I'm toying with realm.io. I've written a couple of objects, and now I want to query for them. My data class:

class Sample : RLMObject {
    dynamic var sampleKey : String = ""
}

and my query code

@IBAction func readLocalRecord(sender: UIButton) {

    let s : NSString = NSString.stringWithString("sampleKey == SampleValue")
    let p : NSPredicate = NSPredicate(format: "sampleKey = %@", argumentArray: NSArray(object: NSString.stringWithString("SampleValue")))

    // the following throws exception, that I cannot catch in Swift:
    //   'Unsupported predicate value type', reason: 'Object type any not supported'
    let r = Sample.objectsWithPredicate(p)
}

The webside, and the header of RLMObject, indicate that I should be able to say Sample.objectsWhere("sampleKey = 'SampleValue'") (or similar), but objectsWhere gives a compile error complaining the function isn't there, and there's no autocomplete for it. So I tried with objectsForPredicate instead, but this says that the type 'any' (digging through the headers, I find that this equals ObjC's 'id' type in Realm lingo). What am I doing wrong here? I try to be veery explicit, being sure to use NSString instead of String and NSArray instead of Array, but still something is interpreted as 'id' instead of a spesific type.

Any suggestions?

Cheers

-Nik

Your code works fine for me with Xcode 6 beta 5. Incidentally, you don't need to explicitly use NSArray and NSString here - Swift will bridge to objective-c types for you. The following works for me and prints out the object I'd expect to see:

import Realm

class Sample : RLMObject {
    dynamic var sampleKey : String = ""
}

@UIApplicationMain
class AppDelegate: UIResponder, UIApplicationDelegate {

    var window: UIWindow?

    func readLocalRecord() {

        // create some sample records
        RLMRealm.defaultRealm().beginWriteTransaction()
        var s = Sample()
        s.sampleKey = "Testing"
        RLMRealm.defaultRealm().addObject(s)
        var s2 = Sample()
        s2.sampleKey = "SampleValue"
        RLMRealm.defaultRealm().addObject(s2)
        RLMRealm.defaultRealm().commitWriteTransaction()

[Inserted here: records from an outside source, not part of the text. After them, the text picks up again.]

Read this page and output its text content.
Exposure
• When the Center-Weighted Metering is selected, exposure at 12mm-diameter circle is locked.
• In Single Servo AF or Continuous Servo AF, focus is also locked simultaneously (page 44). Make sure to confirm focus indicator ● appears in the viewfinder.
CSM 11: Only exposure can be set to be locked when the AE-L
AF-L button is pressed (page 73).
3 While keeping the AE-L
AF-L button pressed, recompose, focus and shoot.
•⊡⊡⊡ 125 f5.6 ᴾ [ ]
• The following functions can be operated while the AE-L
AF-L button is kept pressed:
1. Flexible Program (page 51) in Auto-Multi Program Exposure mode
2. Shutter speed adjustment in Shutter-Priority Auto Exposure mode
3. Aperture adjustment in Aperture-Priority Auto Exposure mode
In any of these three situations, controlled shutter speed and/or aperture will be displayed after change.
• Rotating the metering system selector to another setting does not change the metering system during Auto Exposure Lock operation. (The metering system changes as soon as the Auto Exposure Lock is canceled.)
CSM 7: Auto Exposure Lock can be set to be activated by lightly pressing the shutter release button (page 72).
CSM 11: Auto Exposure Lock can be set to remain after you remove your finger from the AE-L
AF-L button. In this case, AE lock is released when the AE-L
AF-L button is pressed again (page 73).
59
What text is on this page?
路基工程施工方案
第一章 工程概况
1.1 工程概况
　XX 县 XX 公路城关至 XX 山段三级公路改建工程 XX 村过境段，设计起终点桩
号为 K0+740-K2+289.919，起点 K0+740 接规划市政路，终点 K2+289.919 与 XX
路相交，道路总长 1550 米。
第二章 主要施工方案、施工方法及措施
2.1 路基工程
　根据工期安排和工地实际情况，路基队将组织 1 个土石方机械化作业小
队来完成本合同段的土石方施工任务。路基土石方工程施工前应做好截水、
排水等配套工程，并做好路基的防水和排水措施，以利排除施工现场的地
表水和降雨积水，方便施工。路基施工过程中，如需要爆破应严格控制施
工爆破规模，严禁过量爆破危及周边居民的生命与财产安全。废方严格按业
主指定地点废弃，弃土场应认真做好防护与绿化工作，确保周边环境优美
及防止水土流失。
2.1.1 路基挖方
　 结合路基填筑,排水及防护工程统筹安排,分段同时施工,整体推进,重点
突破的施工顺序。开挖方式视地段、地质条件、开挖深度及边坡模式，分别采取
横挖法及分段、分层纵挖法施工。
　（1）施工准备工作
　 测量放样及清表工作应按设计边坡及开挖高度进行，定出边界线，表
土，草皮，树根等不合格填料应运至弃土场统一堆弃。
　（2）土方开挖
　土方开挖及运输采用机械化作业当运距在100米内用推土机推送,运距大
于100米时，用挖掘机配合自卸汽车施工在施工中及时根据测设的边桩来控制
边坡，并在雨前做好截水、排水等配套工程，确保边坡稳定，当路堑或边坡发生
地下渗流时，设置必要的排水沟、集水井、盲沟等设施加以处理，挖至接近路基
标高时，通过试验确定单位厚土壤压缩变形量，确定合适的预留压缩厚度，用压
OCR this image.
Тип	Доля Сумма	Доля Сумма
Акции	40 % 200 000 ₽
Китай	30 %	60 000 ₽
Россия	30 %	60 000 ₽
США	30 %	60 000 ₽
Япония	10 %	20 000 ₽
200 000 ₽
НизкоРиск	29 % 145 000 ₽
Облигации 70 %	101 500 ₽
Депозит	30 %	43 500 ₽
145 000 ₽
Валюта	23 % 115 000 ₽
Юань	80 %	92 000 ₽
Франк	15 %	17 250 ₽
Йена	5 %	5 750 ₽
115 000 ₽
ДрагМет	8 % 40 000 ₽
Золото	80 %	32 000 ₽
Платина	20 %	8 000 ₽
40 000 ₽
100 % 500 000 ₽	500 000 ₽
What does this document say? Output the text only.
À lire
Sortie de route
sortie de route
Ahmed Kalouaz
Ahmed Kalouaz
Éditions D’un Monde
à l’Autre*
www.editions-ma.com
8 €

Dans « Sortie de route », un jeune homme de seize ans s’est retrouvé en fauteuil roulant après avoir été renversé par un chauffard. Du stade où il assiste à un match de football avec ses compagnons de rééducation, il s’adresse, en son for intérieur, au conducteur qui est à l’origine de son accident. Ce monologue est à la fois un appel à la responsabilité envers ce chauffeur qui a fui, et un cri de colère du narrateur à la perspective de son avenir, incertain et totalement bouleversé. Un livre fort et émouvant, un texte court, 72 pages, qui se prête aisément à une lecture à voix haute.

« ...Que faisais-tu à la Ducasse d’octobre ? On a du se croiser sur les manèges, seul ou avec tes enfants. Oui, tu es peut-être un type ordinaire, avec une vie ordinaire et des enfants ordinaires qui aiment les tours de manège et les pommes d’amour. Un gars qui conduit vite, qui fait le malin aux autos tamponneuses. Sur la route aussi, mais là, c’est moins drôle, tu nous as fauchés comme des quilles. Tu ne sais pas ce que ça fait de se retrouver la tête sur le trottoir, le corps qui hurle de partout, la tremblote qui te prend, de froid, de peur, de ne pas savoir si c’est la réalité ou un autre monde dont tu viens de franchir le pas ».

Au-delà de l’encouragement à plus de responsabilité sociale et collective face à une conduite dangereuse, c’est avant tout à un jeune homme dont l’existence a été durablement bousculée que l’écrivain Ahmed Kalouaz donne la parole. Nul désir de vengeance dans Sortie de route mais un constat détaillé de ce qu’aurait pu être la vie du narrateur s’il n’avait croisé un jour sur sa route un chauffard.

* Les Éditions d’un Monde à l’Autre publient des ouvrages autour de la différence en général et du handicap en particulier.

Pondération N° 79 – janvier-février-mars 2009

        let p : NSPredicate = NSPredicate(format: "sampleKey = %@", argumentArray: [ "SampleValue" ])

        let r = Sample.objectsWithPredicate(p)
        println(r)
    }

    func application(application: UIApplication!, didFinishLaunchingWithOptions launchOptions: NSDictionary!) -> Bool {

        readLocalRecord()

        return true
    }
}

Output is:

RLMArray <0x7fe8241218c0> (
    [0] Sample {
        sampleKey = SampleValue;
    }
}

Note that Realm's objectsWithPredicate method returns you a Realm array, not a normal Array.

An NSArray will always return the equivalent of [AnyObject]? Even specifying the type of string, when you create it, other objects won't necessarily know the type, if more than one can be assumed.

I would try creating an array of type [String] and passing that instead, or using the NSPredicate that takes arguments directly ( predicateWithFormat:arguments: )rather than in an array - perhaps this would work?

Lastly, I'm not familiar with realm, but a pattern I've found, if something isn't available in swift is that it is available but that there's just another way to do it. eg is there an 'objects' array on the RLMObject ? If so you could do objects.filter({ $0.key == value }), or a full block (which allows debugging with breakpoints etc - which I personally prefer to using NSPredicates.